En premier lieu, nous proposons d'établir une trajectoire fiscale relative aux produits du tabac. L'objectif est de porter le paquet de vingt cigarettes à seize euros en 2027.
En deuxième lieu, nous défendons une réforme de la fiscalité des alcools, qui tuent chaque année l'équivalent de la population de la ville d'Albi, allant d'une taxe sur les bières sucrées, qui sont développées par les alcooliers pour attirer les jeunes, jusqu'à la mise en place d'un prix unitaire minimum de l'alcool, qui a notamment fait ses preuves en Écosse, en passant par des mesures sur les publicités.
En troisième lieu, nous proposerons à nouveau au Sénat de taxer les publicités pour les jeux d'argent et de hasard. J'espère que cet amendement adopté l'année dernière saura vous convaincre de nouveau, mes chers collègues, et que, cette fois, madame la ministre, notre vote sera respecté.
En dernier lieu, nous souhaitons nous attaquer aux pratiques « anti-santé publique » des industriels de l'agroalimentaire, en taxant les sucres ajoutés et les produits n'affichant pas le Nutriscore. Je compte sur vous, mesdames, messieurs, les représentants de la Nation. C'est une urgence de santé publique.
Pour conclure, nous appelons solennellement à soutenir financièrement les établissements médico-sociaux, notre hôpital public et les Ehpad. S'agissant de ces derniers, il nous faut reconstruire leur modèle. La loi Grand Âge, madame la ministre, n'est toujours pas présentée : quand arrivera-t-elle ? Là encore, je compte sur vous.
Vous l'aurez compris, face aux attaques à pas feutrés du socle commun contre les conquis sociaux, le groupe Écologiste – Solidarité et Territoires défendra le patrimoine de celles et de ceux qui n'en ont pas. (Applaudissements sur les travées du groupe GEST. – Mmes Annie Le Houerou et Solanges Nadille applaudissent également.)
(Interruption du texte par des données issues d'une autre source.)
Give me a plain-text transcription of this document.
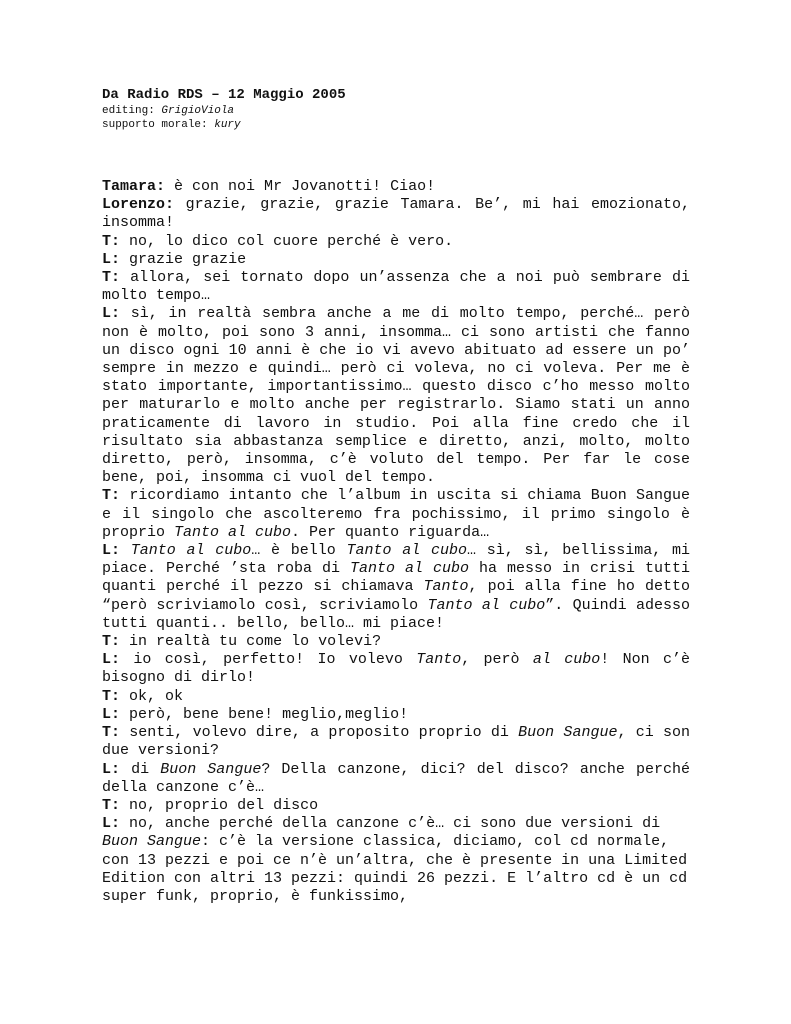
Da Radio RDS – 12 Maggio 2005

editing: GrigioViola

supporto morale: kury

Tamara: è con noi Mr Jovanotti! Ciao!

Lorenzo: grazie, grazie, grazie Tamara. Be’, mi hai emozionato, insomma!

T: no, lo dico col cuore perché è vero.

L: grazie grazie

T: allora, sei tornato dopo un’assenza che a noi può sembrare di molto tempo…

L: sì, in realtà sembra anche a me di molto tempo, perché… però non è molto, poi sono 3 anni, insomma… ci sono artisti che fanno un disco ogni 10 anni è che io vi avevo abituato ad essere un po’ sempre in mezzo e quindi… però ci voleva, no ci voleva. Per me è stato importante, importantissimo… questo disco c’ho messo molto per maturarlo e molto anche per registrarlo. Siamo stati un anno praticamente di lavoro in studio. Poi alla fine credo che il risultato sia abbastanza semplice e diretto, anzi, molto, molto diretto, però, insomma, c’è voluto del tempo. Per far le cose bene, poi, insomma ci vuol del tempo.

T: ricordiamo intanto che l’album in uscita si chiama Buon Sangue e il singolo che ascolteremo fra pochissimo, il primo singolo è proprio Tanto al cubo. Per quanto riguarda…

L: Tanto al cubo… è bello Tanto al cubo… sì, sì, bellissima, mi piace. Perché ’sta roba di Tanto al cubo ha messo in crisi tutti quanti perché il pezzo si chiamava Tanto, poi alla fine ho detto “però scriviamolo così, scriviamolo Tanto al cubo”. Quindi adesso tutti quanti.. bello, bello… mi piace!

T: in realtà tu come lo volevi?

L: io così, perfetto! Io volevo Tanto, però al cubo! Non c’è bisogno di dirlo!

T: ok, ok

L: però, bene bene! meglio,meglio!

T: senti, volevo dire, a proposito proprio di Buon Sangue, ci son due versioni?

L: di Buon Sangue? Della canzone, dici? del disco? anche perché della canzone c’è…

T: no, proprio del disco

L: no, anche perché della canzone c’è… ci sono due versioni di Buon Sangue: c’è la versione classica, diciamo, col cd normale, con 13 pezzi e poi ce n’è un’altra, che è presente in una Limited Edition con altri 13 pezzi: quindi 26 pezzi. E l’altro cd è un cd super funk, proprio, è funkissimo,
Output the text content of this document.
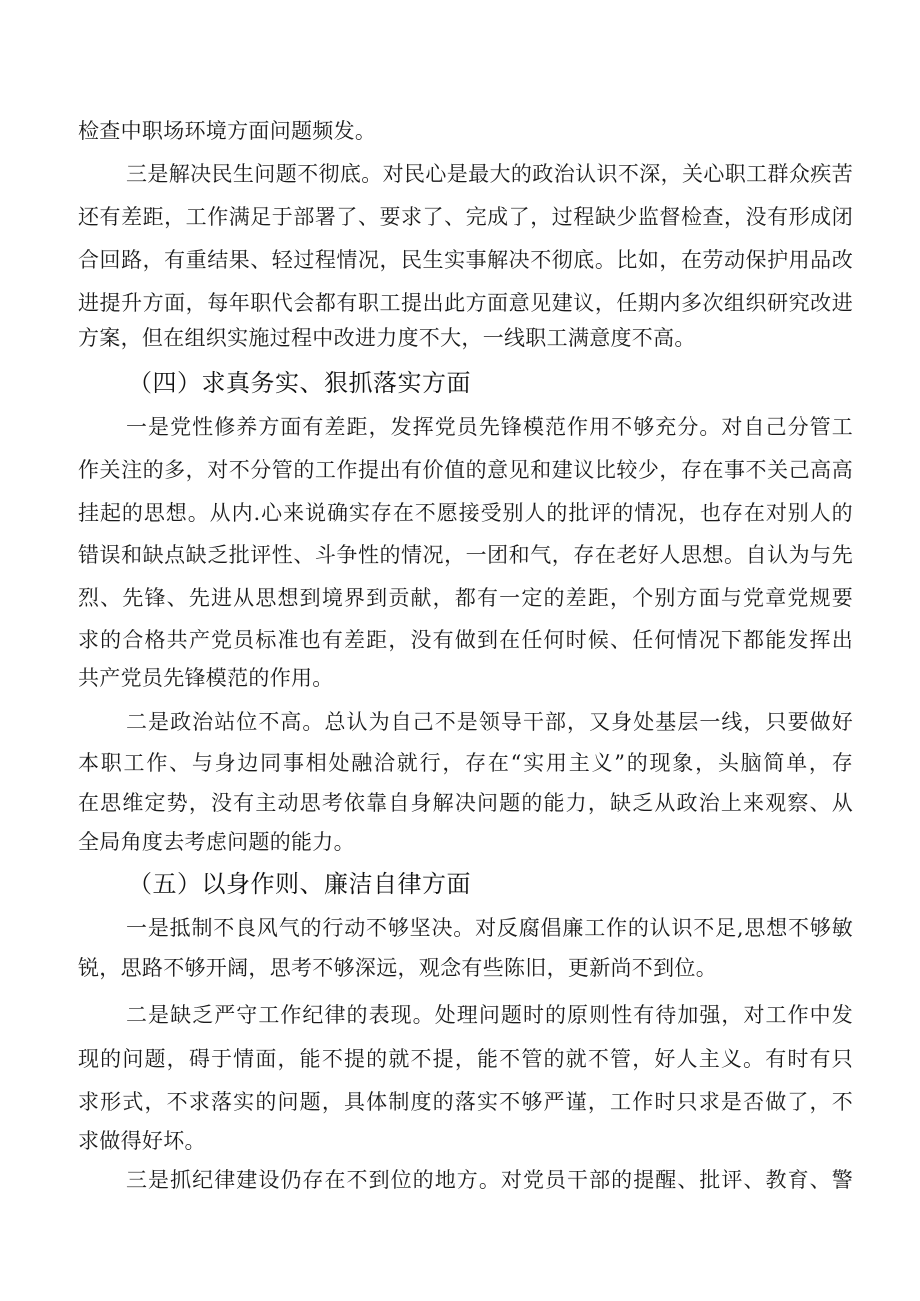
检查中职场环境方面问题频发。
三是解决民生问题不彻底。对民心是最大的政治认识不深，关心职工群众疾苦
还有差距，工作满足于部署了、要求了、完成了，过程缺少监督检查，没有形成闭
合回路，有重结果、轻过程情况，民生实事解决不彻底。比如，在劳动保护用品改
进提升方面，每年职代会都有职工提出此方面意见建议，任期内多次组织研究改进
方案，但在组织实施过程中改进力度不大，一线职工满意度不高。
（四）求真务实、狠抓落实方面
一是党性修养方面有差距，发挥党员先锋模范作用不够充分。对自己分管工
作关注的多，对不分管的工作提出有价值的意见和建议比较少，存在事不关己高高
挂起的思想。从内.心来说确实存在不愿接受别人的批评的情况，也存在对别人的
错误和缺点缺乏批评性、斗争性的情况，一团和气，存在老好人思想。自认为与先
烈、先锋、先进从思想到境界到贡献，都有一定的差距，个别方面与党章党规要
求的合格共产党员标准也有差距，没有做到在任何时候、任何情况下都能发挥出
共产党员先锋模范的作用。
二是政治站位不高。总认为自己不是领导干部，又身处基层一线，只要做好
本职工作、与身边同事相处融洽就行，存在“实用主义”的现象，头脑简单，存
在思维定势，没有主动思考依靠自身解决问题的能力，缺乏从政治上来观察、从
全局角度去考虑问题的能力。
（五）以身作则、廉洁自律方面
一是抵制不良风气的行动不够坚决。对反腐倡廉工作的认识不足,思想不够敏
锐，思路不够开阔，思考不够深远，观念有些陈旧，更新尚不到位。
二是缺乏严守工作纪律的表现。处理问题时的原则性有待加强，对工作中发
现的问题，碍于情面，能不提的就不提，能不管的就不管，好人主义。有时有只
求形式，不求落实的问题，具体制度的落实不够严谨，工作时只求是否做了，不
求做得好坏。
三是抓纪律建设仍存在不到位的地方。对党员干部的提醒、批评、教育、警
M. le président. La parole est à Mme Annie Le Houerou. (Applaudissements sur les travées du groupe SER.)
Mme Annie Le Houerou. Monsieur le président, mesdames, messieurs les ministres, mes chers collègues, le projet de loi de financement de la sécurité sociale 2025, tel qu'il est proposé par le Gouvernement, nous inquiète comme jamais, car il met à mal les fondements mêmes de notre protection sociale.
Ce budget arrive au Sénat après une procédure inédite, sans vote, fût-ce par une adoption au travers d'un 49.3, des dépenses par l'Assemblée nationale.
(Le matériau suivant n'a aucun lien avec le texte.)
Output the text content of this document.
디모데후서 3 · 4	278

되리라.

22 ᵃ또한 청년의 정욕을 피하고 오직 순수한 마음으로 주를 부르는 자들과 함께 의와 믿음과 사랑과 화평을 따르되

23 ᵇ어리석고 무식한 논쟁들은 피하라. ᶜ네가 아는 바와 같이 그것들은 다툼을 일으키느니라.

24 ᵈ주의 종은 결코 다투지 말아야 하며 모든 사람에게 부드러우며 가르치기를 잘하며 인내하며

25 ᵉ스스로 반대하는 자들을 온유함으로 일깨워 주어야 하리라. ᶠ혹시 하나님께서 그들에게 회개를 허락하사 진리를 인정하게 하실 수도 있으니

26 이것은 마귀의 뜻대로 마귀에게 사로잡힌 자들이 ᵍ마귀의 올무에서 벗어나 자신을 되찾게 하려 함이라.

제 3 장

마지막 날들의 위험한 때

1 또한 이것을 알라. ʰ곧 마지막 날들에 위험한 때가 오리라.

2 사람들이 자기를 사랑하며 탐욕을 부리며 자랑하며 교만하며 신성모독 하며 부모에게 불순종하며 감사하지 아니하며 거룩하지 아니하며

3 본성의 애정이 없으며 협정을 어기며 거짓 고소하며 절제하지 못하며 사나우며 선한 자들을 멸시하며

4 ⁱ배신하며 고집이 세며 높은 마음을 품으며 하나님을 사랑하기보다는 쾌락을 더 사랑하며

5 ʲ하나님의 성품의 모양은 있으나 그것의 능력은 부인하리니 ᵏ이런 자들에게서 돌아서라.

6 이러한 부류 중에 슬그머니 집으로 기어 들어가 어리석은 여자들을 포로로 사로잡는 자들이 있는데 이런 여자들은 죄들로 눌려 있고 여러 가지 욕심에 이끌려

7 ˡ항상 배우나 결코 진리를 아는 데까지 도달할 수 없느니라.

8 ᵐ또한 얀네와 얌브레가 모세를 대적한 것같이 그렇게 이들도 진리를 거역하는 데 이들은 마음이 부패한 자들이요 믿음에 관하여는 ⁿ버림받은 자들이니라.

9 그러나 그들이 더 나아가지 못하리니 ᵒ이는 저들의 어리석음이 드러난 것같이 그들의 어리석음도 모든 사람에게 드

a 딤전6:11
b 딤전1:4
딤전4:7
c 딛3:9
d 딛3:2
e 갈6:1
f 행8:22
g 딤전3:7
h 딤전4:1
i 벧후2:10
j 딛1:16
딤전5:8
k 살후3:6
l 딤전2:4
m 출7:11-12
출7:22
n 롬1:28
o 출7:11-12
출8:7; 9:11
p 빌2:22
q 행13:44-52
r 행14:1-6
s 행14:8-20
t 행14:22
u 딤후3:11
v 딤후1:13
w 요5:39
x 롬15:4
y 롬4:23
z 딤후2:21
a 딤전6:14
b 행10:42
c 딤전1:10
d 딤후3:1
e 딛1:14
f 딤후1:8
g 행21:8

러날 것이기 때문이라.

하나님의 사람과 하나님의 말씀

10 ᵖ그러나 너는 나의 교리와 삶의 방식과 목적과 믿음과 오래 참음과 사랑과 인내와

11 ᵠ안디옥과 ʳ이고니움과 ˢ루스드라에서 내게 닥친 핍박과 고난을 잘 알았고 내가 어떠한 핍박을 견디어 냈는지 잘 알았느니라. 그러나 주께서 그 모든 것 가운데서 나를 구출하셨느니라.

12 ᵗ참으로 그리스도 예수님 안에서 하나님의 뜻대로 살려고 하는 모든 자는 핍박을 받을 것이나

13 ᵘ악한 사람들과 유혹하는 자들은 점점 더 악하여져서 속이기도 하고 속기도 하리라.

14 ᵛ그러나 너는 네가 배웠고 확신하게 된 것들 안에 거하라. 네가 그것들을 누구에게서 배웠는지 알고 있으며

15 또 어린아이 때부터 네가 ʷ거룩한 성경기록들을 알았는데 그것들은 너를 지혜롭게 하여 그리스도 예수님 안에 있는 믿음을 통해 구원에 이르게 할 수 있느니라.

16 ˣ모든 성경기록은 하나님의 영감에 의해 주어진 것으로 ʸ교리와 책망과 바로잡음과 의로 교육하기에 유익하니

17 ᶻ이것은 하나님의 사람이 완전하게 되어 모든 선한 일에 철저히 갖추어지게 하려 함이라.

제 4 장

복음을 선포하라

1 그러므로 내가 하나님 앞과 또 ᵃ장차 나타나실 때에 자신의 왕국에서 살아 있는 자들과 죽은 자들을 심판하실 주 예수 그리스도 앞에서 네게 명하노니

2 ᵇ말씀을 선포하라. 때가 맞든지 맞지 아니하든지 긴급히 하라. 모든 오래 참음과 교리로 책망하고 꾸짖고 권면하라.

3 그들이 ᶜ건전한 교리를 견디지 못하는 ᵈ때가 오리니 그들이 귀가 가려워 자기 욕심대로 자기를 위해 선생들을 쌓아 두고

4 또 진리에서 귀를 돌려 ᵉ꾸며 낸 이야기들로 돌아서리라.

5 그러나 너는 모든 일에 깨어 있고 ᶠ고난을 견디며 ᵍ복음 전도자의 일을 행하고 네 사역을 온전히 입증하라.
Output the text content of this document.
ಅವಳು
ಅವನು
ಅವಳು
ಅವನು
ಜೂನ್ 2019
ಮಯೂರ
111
Ce budget est bien loin des attentes de nos concitoyens. Il ne répond pas aux enjeux budgétaires, comme nous avons pu le souligner lors de l'examen de la motion d'irrecevabilité déposée par notre groupe. Il ne permet ni de résoudre les déficits ni de proposer la moindre trajectoire de retour à l'équilibre. Il vise à augmenter timidement les recettes et à réduire drastiquement les dépenses en les mettant à la charge des malades.
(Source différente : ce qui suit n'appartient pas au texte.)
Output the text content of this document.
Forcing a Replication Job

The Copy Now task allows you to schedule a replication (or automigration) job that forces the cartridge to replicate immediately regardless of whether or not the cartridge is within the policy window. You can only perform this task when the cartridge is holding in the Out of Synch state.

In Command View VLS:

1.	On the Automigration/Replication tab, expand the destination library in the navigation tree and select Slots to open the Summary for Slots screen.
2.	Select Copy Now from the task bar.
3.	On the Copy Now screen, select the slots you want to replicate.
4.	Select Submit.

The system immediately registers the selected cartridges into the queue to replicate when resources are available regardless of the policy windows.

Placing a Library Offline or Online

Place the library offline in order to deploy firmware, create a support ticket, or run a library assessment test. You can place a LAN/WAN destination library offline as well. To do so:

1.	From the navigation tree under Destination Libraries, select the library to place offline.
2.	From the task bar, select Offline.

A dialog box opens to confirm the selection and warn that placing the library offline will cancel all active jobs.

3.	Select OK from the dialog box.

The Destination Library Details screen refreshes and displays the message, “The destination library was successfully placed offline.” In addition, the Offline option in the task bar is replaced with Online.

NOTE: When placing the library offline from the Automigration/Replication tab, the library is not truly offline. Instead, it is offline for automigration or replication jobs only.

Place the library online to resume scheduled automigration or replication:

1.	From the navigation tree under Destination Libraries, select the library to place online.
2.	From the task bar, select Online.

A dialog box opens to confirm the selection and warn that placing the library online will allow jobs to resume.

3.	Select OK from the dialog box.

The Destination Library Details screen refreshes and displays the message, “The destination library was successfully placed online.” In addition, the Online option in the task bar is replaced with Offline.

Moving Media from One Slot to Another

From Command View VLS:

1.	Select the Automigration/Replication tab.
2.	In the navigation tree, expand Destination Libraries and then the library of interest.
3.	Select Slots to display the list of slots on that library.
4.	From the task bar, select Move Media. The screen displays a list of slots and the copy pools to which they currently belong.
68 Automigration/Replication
Ce budget cache en réalité une vision politique que vous refusons : laisser filer les déficits pour simuler l'inefficacité de notre système de sécurité sociale, issu du Conseil national de la Résistance. En effet, nous nous éloignons toujours plus du principe selon lequel chacun participe selon ses moyens et bénéficie selon ses besoins. Ce principe de solidarité nationale est menacé un peu plus chaque année depuis sept ans, et nous atteignons cette fois un point de bascule.
Le Sénat a rendu en 2024 deux rapports d'information symptomatiques d'une double dérive de notre système de santé : d'une part, Financiarisation de l'offre de soins : une OPA sur la santé ?, d'autre part, Hausse des tarifs des complémentaires santé : l'impact sur le pouvoir d'achat des Français. L'ultralibéralisme macroniste depuis sept ans a conduit à favoriser la financiarisation de notre offre de soins.
M. Xavier Iacovelli. Ultralibéralisme ? Allez dans un pays libéral, vous verrez !
Mme Annie Le Houerou. Le risque d'une privatisation de notre protection sociale par le biais des complémentaires santé est réel. Laisser toujours plus de dépenses à la charge du patient, des mutuelles ou des assurances privées conduit à les rendre inabordables pour les plus fragiles et à rompre le principe d'égalité d'accès aux soins.
Je m'étonne que Les Républicains et la droite sénatoriale se soient associés à ce projet de budget macroniste, que nous pouvons qualifier d'insincère et d'infidèle par rapport aux principes que nous défendons. Puisque Mme la rapporteure générale exprime son attachement à notre sécurité sociale, elle aura l'occasion de soutenir certaines de nos propositions, nous laissant entrevoir quelques avancées au Sénat… (Mme la rapporteure générale sourit.)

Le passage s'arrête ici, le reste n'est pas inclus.